Tweets from the park aren’t all from the birds

Recent studies have shown how green spaces have a positive effect on our mental health, and now social media has provided more immediate proof. 

A team from the University of Vermont, US, found that visitors to urban parks use happier words and express less negativity on Twitter than they do before their visit.

And their elevated mood doesn’t end when they leave; in fact, the researchers found the positive shift in mood lasts for up to four hours.

“This is the first study that uses Twitter to examine how user sentiment changes before, during, and after visits to different types of parks,” says lead researcher Aaron Schwartz. “The greener parks show a bigger boost.”

The findings are published in the journal People and Nature.

For three months, the researchers studied hundreds of tweets per day that people posted from 160 parks in San Francisco.

“We found that, yes, across all the tweets, people are happier in parks,” says Schwartz, “but the effect was stronger in large regional parks with extensive tree cover and vegetation.” 

Smaller neighbourhood parks showed a smaller spike in positive mood and mostly-paved civic plazas and squares showed the least mood elevation.

In other words, the researchers suggest, it’s not just getting out of work or being outside that brings a positive boost: greener areas with more vegetation have the biggest impact. It’s notable that one of the words that shows the biggest uptick in use in tweets from parks is “flowers”.

For the study, they used an online instrument known as a hedonometer, which has been gathering and analysing billions of tweets for more than a decade.

It works with a body of about 10,000 common words that have been scored by a pool of volunteers for what the scientists call their “psychological valence” – a kind of measure of each word’s emotional temperature. “Happy” ranks 8.30 out of nine, for example, and “trapped” 3.08.

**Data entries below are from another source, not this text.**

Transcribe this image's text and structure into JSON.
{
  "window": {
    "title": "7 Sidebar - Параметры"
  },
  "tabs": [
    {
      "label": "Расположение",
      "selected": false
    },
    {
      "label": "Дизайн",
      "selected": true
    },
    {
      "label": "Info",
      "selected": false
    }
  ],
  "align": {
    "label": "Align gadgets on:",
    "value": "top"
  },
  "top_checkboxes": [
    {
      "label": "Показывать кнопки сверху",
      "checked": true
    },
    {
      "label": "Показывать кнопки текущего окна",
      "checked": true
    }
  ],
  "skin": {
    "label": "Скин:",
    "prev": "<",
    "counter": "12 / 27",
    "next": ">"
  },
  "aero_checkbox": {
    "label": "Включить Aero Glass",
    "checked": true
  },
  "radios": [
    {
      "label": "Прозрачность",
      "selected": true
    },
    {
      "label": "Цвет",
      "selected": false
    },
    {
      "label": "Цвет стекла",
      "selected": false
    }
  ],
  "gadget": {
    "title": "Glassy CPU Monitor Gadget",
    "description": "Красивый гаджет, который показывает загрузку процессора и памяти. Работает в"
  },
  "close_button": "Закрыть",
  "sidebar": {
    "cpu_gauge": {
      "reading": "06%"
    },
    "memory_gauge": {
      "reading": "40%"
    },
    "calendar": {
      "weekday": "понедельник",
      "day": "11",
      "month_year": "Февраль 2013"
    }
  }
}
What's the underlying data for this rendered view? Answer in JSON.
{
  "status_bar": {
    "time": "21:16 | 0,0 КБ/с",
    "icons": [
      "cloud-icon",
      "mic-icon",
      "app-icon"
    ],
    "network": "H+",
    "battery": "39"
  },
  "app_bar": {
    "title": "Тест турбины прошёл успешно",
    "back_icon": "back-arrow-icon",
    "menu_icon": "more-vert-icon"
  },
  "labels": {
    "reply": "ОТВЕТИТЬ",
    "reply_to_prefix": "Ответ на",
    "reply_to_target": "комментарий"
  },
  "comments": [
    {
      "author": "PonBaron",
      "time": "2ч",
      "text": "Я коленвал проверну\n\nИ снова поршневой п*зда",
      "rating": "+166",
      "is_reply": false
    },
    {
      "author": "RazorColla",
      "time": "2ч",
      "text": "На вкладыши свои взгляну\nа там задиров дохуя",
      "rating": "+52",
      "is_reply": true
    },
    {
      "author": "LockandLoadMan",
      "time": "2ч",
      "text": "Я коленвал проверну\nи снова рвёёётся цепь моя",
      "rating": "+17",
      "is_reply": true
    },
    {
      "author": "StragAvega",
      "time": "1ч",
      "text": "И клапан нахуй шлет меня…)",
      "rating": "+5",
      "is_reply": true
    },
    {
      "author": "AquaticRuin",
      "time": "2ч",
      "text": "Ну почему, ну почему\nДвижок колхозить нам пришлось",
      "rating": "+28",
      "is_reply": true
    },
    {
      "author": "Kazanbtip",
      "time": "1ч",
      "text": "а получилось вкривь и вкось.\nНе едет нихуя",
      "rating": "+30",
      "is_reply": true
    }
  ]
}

From this pool, Schwartz and colleagues fished out tweets from over 4500 users who geotagged their location – telling researchers what tweets came from which parks.

Overall, they found that tweets posted from the parks were happier by a dramatic 0.23 points.

“While we don’t address causality in our study, we do find that negative language – like ‘not,’ ‘no,’ ‘don’t,’ ‘can’t’ – decreased in the period immediately after visits to urban parks,” says co-author Chris Danforth, “offering specific linguistic markers of the mood boost available outside”.

The study also shows that the use of first-person pronouns – “I” and “me” – drops off dramatically in parks, perhaps indicating “a shift from individual to collective mental frame,” the scientists write.

The researchers hope the study highlights the simple fact that people tend to be happier in nature, and that this might “help public health officials and governments make plans and investments”, as Schwartz puts it.